One of my worst symptoms was paranoia.  This one went across all boards – it didn’t matter if I was depressed or happy, I’d still be constantly worried about what people thought of me.  I was convinced everyone talked about me – about how much they hated me.  As I’m sure you can imagine, that was exhausting for Nick to deal with day in and day out.  He is a saint because he never blamed me.

One day I literally woke up and thought, “fuck this.
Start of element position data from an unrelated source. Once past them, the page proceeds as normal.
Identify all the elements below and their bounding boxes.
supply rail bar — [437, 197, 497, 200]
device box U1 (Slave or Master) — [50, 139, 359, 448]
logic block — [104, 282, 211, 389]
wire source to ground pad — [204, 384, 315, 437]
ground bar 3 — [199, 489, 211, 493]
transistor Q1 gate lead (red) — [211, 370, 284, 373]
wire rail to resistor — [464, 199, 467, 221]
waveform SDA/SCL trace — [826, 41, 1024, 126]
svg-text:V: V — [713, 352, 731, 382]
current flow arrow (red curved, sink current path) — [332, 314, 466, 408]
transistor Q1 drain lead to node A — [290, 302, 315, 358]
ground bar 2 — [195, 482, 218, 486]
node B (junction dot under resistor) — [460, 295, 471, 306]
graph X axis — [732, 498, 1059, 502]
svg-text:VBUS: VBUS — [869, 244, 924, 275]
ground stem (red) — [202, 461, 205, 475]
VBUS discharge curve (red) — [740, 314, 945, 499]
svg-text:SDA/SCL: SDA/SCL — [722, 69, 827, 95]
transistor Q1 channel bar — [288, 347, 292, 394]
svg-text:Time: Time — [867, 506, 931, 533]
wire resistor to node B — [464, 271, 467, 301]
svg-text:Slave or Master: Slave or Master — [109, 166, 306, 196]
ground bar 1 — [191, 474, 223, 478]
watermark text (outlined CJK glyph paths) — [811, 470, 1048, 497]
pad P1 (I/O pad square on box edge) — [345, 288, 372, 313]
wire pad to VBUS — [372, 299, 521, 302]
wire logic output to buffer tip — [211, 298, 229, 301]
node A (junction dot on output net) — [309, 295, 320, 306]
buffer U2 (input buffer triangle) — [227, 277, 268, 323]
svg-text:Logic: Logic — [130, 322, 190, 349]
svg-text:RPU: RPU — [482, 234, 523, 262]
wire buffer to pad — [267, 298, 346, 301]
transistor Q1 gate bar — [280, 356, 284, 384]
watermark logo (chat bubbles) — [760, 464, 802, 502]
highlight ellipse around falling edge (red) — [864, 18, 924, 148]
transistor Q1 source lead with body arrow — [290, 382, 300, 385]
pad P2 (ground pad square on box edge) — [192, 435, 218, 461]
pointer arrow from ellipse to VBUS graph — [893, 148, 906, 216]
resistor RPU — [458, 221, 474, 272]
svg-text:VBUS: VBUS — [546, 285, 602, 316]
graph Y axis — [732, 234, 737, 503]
If they want to talk about me and hate me, whatever.”
I just didn’t care anymore.  I somehow had a moment of clarity that stuck.  I wasn’t being like this on purpose.  Nick would tell me all the time that this wasn’t me – Becca isn’t like this.  This is just Becca when she’s in a state.

Finally I understood what he meant.

After that realisation, my entire life changed.  I started to go out.  I met an incredible group of people who quickly became amazing, close friends.  I had a family again in the place I’d adopted as home.
The problem with schizo-affective disorder is that it’s selfish.  It doesn’t care if you’re having a great time – it can decide how you’re going to feel regardless of your environment.

This is true.  To a point.  I learned that I could distract myself.   I realised that when things were constantly new and changing, I could keep myself busy enough to get past the numbness.

Picture it like running.  You know when you’re running, and you reach a point where you feel so drained and like you can’t go on any longer.  But, if you push yourself just a little further, you get past it and you gain your second wind.

That’s kind of how it was for me with mental health.

I know this is controversial.  I’m not saying you can cure yourself with attitude alone.  I’m doing this while also being diligent about taking my medicine.  I have other weapons, but I’m using my will power as well.  I’m helping myself, but I’m not doing it alone.  I still don’t think I’m strong enough to do it alone.

So, when I felt myself dropping again, I knew I had to dive in again.  I had to throw myself into the deep end to prove to myself that I could swim.

So what did I do?  I booked a flight to Thailand.

I had been wanting to go for a long time.  I wanted to volunteer at an elephant sanctuary.  That was my plan in the making that I had never actually planned.  It was an idea.

One night, after hanging out with Jen, another wonderful person who stuck by me, I went home, opened Chrome up, and booked a flight to Bangkok.

Just like that.

Then, I went and quit my job, spent as little as possible in the coming weeks, and got on a plane. I was on my own for nearly 3 months.

I just got home four days ago.  I have no job.  I have negative money (I borrowed some to fund my trip).

But I am so excited for what’s coming next.